The presence of a mole may be indicated by cone-shaped mounds of earth, which are found in large numbers on the site and in gardens.

On the surface, the animal pushes excess soil from a new underground passage. All his life, the mole moves along its underground highways and builds new passages. It takes a lot of strength, which is why he needs good nutrition.

Favorite food of moles

Experts say that most often animals eat invertebrates. The main part of the diet is made up of ordinary earthworms. Specialists conducted unique studies that were based on the study of the contents of the stomachs. As a result, the experts were able to identify the following food remains:

  • Beetle larvae - no more than 5% of the total content.
  • Earthworms - 91%. It is worth noting that they were found in absolutely all captured animals.
  • Small remains of soft parts of plants and grains, roots and tubers - up to 1%.
  • Other types of insects (woodlice, centipedes) - 3%.

This led to the conclusion that these underground inhabitants feed mainly on worms and insect larvae. This meat menu was slightly diluted with various invertebrates, as well as plants. The conclusion allowed the experts to confirm other scientific data:

  • The mole is the closest relative of the well-known shrew, muskrat and shrew. All of these animals are non-vegetarian.
  • The structure of the digestive system and teeth is completely characteristic of a predatory animal. It has sharp fangs, a short intestine, and relatively weak chewing teeth. In addition, the metabolism is very fast, which is typical for all carnivores.

Winter food

With the advent of cold weather, moles do not hibernate. Throughout the summer, they diligently accumulate supplies in special underground storerooms in order to calmly survive the winter. In addition, moles continue to replenish their diet with fresh food - pupae, larvae, beetles.

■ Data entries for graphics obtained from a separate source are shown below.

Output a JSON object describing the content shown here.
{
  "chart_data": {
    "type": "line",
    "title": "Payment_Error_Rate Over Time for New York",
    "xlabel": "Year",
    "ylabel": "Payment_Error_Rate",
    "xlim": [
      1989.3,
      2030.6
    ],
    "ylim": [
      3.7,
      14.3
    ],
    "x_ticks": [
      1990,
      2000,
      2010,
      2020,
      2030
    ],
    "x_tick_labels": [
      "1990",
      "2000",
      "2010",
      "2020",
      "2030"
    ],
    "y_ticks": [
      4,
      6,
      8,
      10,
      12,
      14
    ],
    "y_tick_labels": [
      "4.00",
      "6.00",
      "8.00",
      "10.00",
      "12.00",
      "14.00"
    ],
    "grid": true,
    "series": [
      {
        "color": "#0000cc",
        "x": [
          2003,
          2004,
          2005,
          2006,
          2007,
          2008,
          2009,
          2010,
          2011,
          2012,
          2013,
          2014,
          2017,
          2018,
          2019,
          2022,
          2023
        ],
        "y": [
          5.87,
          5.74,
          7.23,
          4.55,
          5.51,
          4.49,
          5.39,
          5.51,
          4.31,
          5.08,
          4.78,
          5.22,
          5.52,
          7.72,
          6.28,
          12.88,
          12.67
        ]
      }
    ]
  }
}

Such animals are of some use:

  • Help to clear the land from bears.
  • They eat nutritious fleshy larvae of Maybugs.
  • Significantly reduce the population of mice and shrews.

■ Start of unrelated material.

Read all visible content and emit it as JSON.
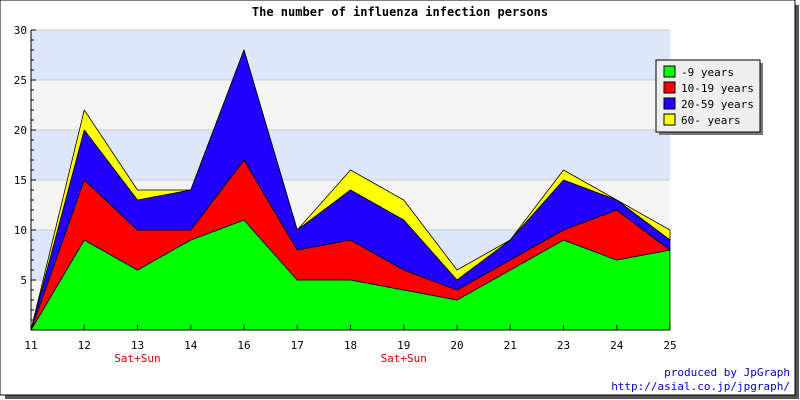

But at the same time, the animals build their endless tunnels, because of which the root system of the plants grown on the site is disturbed.

Moles can not only eat root crops, but simply spoil them. In the most inappropriate places, they break through rather large molehills. Of course, because of the benefits they bring, animals cannot be classified as unconditional pests. Experts recommend using modern ultrasonic repellers that will not cause any harm to the animal, but will force it to stay away from the site.

Eating root crops

Almost everyone has heard the myth that moles love to eat various crops in vegetable gardens. But in fact, they do not eat either carrots or potatoes. The appearance of such a myth can be explained by the following reasons:

  • In the south of the country, where the zone of semi-deserts and steppes prevails, the main pests are rodents that lead an underground lifestyle. These can be zokors and mole voles who really try to root. Inexperienced gardeners cannot figure out who exactly dug the underground passages, attributing everything to moles.
  • Underground passages are actively used by voles and mice to be able to quickly get to juicy root crops. Gardeners rarely see such pests, but they notice well the fact that absolutely all tubers are gnawed along the molehill.
  • In the process of laying the underground passage, the animal does not bypass garden crops. Under the powerful paws of a mole, potatoes, carrots, garlic and even onions are damaged. If the animal decides to get to the surface, then it will simply break the bed. Of course, because of this, seedlings and other plantings deteriorate, and an inexperienced gardener gets the impression that the moles have eaten his crop.

Main Enemies

Despite the fact that moles live exclusively underground and are difficult prey, they are still hunted by some representatives of the animal world.